I rang up my old sansei, Jeff, who kindly walked me through the proper testing procedure. Turns out I was thinking about the neutral circuit backwards. Instead of a switch that completed the positive side of the circuit, this neutral switch completed the ground side of the circuit. So of course I had continuity through the wire to the light. This meant that my break was somewhere on the other side of the circuit — the positive side between the light and the battery. I opened up the headlight and started probing the connector with my multi-meter. Sure enough, there was a break in continuity somewhere between the light and the connector. At least it was in the short end of the harness. I carefully pulled that wire bundle apart and as expected, the neutral light circuit had a broken wire. A quick soldering and some heat shrink had it quickly sorted out. While I had the bundle open, I fixed two other broken wires — victims all of the bike’s lonely stagnation in that garage for so many years. The connections had corroded, but were now repaired. Much to my delight, a quick test at the key showed a dash full of lights.

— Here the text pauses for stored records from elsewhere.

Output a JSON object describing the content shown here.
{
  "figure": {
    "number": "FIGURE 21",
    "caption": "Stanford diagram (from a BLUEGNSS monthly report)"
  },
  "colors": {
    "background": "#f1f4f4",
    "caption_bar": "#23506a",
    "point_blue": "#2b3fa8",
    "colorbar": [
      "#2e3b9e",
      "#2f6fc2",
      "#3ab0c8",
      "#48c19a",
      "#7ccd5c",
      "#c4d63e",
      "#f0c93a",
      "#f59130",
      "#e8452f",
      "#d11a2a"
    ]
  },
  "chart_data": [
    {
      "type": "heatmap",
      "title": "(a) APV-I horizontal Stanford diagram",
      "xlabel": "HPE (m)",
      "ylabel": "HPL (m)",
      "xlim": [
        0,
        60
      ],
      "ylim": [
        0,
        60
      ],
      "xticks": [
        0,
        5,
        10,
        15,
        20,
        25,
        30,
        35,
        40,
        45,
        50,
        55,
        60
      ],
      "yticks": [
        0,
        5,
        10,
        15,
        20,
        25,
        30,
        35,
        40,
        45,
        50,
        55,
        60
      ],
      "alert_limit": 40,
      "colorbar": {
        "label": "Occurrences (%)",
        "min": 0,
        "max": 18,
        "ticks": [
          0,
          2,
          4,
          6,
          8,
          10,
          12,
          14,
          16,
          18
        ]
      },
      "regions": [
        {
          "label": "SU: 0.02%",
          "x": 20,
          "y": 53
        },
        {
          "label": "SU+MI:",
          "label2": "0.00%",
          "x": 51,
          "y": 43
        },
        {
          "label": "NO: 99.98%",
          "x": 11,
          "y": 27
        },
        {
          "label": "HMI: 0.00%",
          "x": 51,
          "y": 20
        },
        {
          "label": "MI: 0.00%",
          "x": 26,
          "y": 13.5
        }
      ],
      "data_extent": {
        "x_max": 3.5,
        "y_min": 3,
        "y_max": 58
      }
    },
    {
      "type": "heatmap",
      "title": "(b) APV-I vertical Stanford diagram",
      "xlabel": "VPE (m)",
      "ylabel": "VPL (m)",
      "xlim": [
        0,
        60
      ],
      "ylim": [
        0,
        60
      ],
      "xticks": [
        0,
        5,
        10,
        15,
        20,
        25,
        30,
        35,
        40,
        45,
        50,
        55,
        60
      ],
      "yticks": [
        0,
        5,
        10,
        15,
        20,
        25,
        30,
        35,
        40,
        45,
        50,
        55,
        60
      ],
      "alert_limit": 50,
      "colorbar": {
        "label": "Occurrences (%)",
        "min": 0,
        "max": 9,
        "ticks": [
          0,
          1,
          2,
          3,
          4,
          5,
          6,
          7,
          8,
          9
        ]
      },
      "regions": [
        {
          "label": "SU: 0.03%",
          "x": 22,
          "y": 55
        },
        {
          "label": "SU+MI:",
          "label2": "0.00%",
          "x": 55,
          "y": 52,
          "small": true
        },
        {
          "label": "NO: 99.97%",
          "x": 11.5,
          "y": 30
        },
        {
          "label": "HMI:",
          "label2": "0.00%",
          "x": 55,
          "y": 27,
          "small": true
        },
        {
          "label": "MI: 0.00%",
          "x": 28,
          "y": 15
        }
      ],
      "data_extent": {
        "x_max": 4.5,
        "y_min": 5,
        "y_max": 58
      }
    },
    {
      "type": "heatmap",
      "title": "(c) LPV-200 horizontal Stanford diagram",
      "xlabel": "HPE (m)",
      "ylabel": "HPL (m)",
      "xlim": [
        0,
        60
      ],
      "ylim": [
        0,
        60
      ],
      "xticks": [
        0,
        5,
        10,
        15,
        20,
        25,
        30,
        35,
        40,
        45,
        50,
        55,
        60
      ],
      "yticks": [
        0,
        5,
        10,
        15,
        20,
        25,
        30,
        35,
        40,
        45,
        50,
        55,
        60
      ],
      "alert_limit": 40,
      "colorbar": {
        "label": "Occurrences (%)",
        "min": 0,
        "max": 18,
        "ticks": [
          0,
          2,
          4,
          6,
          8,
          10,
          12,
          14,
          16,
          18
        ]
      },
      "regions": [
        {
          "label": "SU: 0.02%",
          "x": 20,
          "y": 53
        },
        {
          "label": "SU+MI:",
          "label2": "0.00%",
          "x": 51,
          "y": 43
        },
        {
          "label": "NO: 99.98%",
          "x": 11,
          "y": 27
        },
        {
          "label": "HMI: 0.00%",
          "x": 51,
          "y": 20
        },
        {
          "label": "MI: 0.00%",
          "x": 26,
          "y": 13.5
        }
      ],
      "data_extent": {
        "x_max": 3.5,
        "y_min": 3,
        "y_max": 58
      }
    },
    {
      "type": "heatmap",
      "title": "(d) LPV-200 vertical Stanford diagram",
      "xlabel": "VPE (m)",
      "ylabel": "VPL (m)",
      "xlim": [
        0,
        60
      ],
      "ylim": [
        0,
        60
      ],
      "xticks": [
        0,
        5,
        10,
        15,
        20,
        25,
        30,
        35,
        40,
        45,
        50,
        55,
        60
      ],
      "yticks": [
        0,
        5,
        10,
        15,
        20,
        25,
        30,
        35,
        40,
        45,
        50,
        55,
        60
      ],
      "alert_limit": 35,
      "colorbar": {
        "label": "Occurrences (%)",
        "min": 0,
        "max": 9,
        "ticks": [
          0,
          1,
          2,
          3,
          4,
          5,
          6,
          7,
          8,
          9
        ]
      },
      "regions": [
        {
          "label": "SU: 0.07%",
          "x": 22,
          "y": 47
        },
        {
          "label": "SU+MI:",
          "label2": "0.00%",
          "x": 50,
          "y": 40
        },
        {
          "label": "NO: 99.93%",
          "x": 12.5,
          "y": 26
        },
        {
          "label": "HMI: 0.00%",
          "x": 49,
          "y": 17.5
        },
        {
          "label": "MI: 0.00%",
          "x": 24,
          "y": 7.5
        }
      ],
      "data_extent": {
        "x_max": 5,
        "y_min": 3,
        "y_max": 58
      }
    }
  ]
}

The bike was whole again. I was done. Everything I was going to do for this machine pre-sale had been accomplished. It was a strange feeling. I kind of didn’t know what to do next. It was satisfying and anti-climactic all at the same time.

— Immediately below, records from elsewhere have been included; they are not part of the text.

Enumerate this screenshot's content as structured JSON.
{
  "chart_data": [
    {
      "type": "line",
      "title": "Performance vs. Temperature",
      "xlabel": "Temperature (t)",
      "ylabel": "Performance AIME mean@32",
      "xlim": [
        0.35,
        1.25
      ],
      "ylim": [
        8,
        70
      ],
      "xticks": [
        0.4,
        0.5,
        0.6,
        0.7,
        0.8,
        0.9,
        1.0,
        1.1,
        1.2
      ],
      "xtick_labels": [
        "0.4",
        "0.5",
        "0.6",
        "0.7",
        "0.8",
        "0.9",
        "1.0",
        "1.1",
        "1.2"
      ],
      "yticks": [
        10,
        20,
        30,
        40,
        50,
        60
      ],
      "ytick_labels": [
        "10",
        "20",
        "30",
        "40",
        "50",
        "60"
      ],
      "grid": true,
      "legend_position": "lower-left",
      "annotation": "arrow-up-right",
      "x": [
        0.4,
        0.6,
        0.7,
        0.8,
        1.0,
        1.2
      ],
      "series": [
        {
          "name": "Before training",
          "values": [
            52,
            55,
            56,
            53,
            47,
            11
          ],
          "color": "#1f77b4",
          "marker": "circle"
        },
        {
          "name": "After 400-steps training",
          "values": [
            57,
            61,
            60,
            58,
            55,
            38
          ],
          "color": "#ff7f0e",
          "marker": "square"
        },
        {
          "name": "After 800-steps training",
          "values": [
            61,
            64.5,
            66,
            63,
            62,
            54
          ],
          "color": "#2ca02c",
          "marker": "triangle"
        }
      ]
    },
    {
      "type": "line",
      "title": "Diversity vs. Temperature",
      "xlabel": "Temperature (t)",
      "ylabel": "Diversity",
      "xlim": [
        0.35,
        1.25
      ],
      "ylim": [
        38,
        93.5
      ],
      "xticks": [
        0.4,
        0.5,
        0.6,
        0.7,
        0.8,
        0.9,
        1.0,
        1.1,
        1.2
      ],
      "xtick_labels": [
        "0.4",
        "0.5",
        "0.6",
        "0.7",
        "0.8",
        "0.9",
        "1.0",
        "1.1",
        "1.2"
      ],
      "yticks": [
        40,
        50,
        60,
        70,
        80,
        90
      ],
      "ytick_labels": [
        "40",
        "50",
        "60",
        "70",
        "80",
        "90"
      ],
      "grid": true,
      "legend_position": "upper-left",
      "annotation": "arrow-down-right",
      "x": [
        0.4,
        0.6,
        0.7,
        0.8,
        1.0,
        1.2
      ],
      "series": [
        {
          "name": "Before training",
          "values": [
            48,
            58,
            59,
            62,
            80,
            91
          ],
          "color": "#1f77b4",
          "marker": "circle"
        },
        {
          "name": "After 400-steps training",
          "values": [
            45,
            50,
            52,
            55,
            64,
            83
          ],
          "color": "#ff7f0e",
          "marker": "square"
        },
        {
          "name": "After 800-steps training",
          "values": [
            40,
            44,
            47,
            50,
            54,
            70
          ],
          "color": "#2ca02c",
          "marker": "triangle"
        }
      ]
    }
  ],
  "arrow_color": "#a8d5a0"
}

The next day I gave the bike a good polish and rode it up the street to take photos of it for Craigslist. There was something right in the spirit of the machine now. Something whole and energetic. As the engine hummed along, I felt conflicted about the CB750 for the first time. The plan is for its sale to finance the next chapter in both the Ride and Wrench Logs. Maybe that’d be the Honda Elite 250 scooter I’ve been hunting for. Or maybe it’d be the modern motorcycle I keep threatening to buy because these older bikes have required so much work. It still felt weird though. Was I really going to sell this thing now that it was finally 100% healthy?

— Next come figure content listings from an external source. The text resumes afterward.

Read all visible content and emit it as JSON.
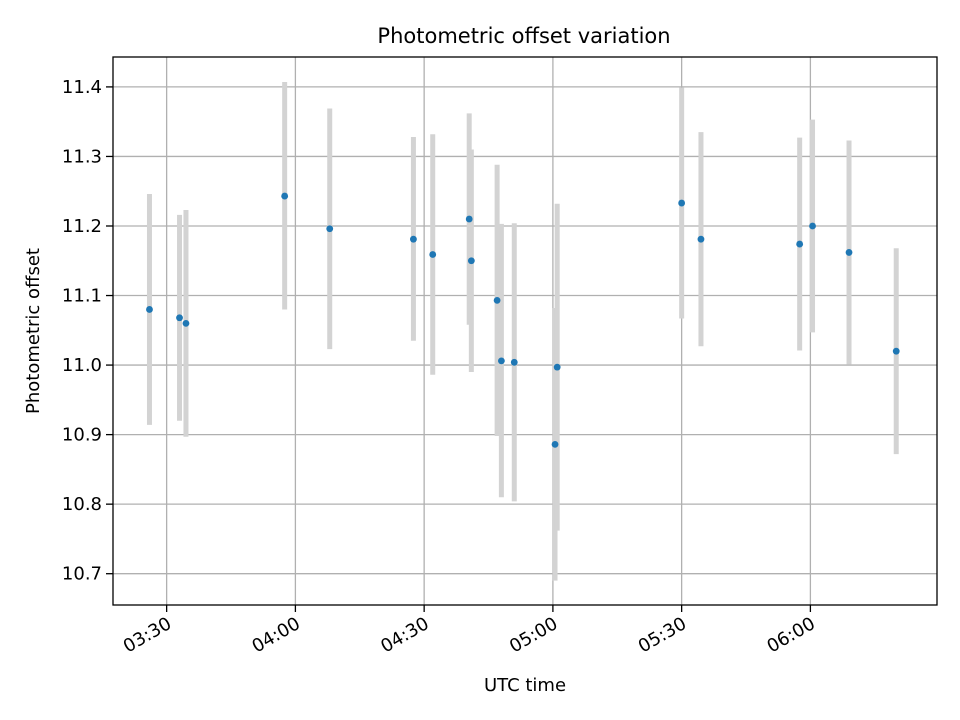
{
  "chart_data": {
    "type": "scatter",
    "title": "Photometric offset variation",
    "xlabel": "UTC time",
    "ylabel": "Photometric offset",
    "grid": true,
    "x_ticks": [
      "03:30",
      "04:00",
      "04:30",
      "05:00",
      "05:30",
      "06:00"
    ],
    "y_ticks": [
      "10.7",
      "10.8",
      "10.9",
      "11.0",
      "11.1",
      "11.2",
      "11.3",
      "11.4"
    ],
    "xlim": [
      "03:17:30",
      "06:29:30"
    ],
    "ylim": [
      10.655,
      11.443
    ],
    "colors": {
      "point": "#1f77b4",
      "errorbar": "#d3d3d3",
      "grid": "#b0b0b0"
    },
    "points": [
      {
        "x": "03:26:00",
        "y": 11.08,
        "ylow": 10.914,
        "yhigh": 11.246
      },
      {
        "x": "03:33:00",
        "y": 11.068,
        "ylow": 10.92,
        "yhigh": 11.216
      },
      {
        "x": "03:34:30",
        "y": 11.06,
        "ylow": 10.897,
        "yhigh": 11.223
      },
      {
        "x": "03:57:30",
        "y": 11.243,
        "ylow": 11.08,
        "yhigh": 11.407
      },
      {
        "x": "04:08:00",
        "y": 11.196,
        "ylow": 11.023,
        "yhigh": 11.369
      },
      {
        "x": "04:27:30",
        "y": 11.181,
        "ylow": 11.035,
        "yhigh": 11.328
      },
      {
        "x": "04:32:00",
        "y": 11.159,
        "ylow": 10.986,
        "yhigh": 11.332
      },
      {
        "x": "04:40:30",
        "y": 11.21,
        "ylow": 11.058,
        "yhigh": 11.362
      },
      {
        "x": "04:41:00",
        "y": 11.15,
        "ylow": 10.99,
        "yhigh": 11.31
      },
      {
        "x": "04:47:00",
        "y": 11.093,
        "ylow": 10.898,
        "yhigh": 11.288
      },
      {
        "x": "04:48:00",
        "y": 11.006,
        "ylow": 10.81,
        "yhigh": 11.203
      },
      {
        "x": "04:51:00",
        "y": 11.004,
        "ylow": 10.804,
        "yhigh": 11.204
      },
      {
        "x": "05:00:30",
        "y": 10.886,
        "ylow": 10.69,
        "yhigh": 11.082
      },
      {
        "x": "05:01:00",
        "y": 10.997,
        "ylow": 10.762,
        "yhigh": 11.232
      },
      {
        "x": "05:30:00",
        "y": 11.233,
        "ylow": 11.067,
        "yhigh": 11.399
      },
      {
        "x": "05:34:30",
        "y": 11.181,
        "ylow": 11.027,
        "yhigh": 11.335
      },
      {
        "x": "05:57:30",
        "y": 11.174,
        "ylow": 11.021,
        "yhigh": 11.327
      },
      {
        "x": "06:00:30",
        "y": 11.2,
        "ylow": 11.047,
        "yhigh": 11.353
      },
      {
        "x": "06:09:00",
        "y": 11.162,
        "ylow": 11.001,
        "yhigh": 11.323
      },
      {
        "x": "06:20:00",
        "y": 11.02,
        "ylow": 10.872,
        "yhigh": 11.168
      }
    ]
  }
}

In the end, that’s exactly what I did. Or at least, that’s what I’m trying to do. It’s still in progress. I took the photos and posted the machine to Craigslist. As of this writing, it’s been listed for ten days. I’ve even put a physical “for sale” sign on it and have been leaving it parked on our street. There’s been a steady trickle of interest, but nobody has pulled the trigger on it yet. It’ll go. I’m not actually worried about that. Meanwhile, I keep moving it to and from my ever improving garage shop — taking it for little spins around the neighborhood each time I do. On each of these rides, I experience the now healthy bike. With each little blast around the block, I get more and more accustomed to that feeling of finally being done with it. At first I thought this was a growing affection for the CB750 itself, but that’s not it. At least, that’s not all of it.

What finishing the CB750 has done for me is given me a renewed perspective on old motorcycles in general. Just a couple weeks ago I had an unfinished CB750 and an electrical gremlin in the GL1100 that had it stone dead. That confluence of repair needs was giving me flashbacks to last season — where all I did was wrench on old bikes instead of ride them. That’s when the thought of a modern machine started feeling more and more certain. Meanwhile, a handful of days later, both bikes are completely fine. The GL even has new handlebars and control cables on it. Perhaps the lesson here is that I needed to experience being done for once. It’s been too long. The CB750 is now finally where the CM400 has been for more than a year: trustworthy. This has me reevaluating my outlook on old motorcycles again. Maybe an all-vintage fleet really is feasible. For now I’m done with this machine, but I think I’m far from done with old bikes. That’s a good feeling.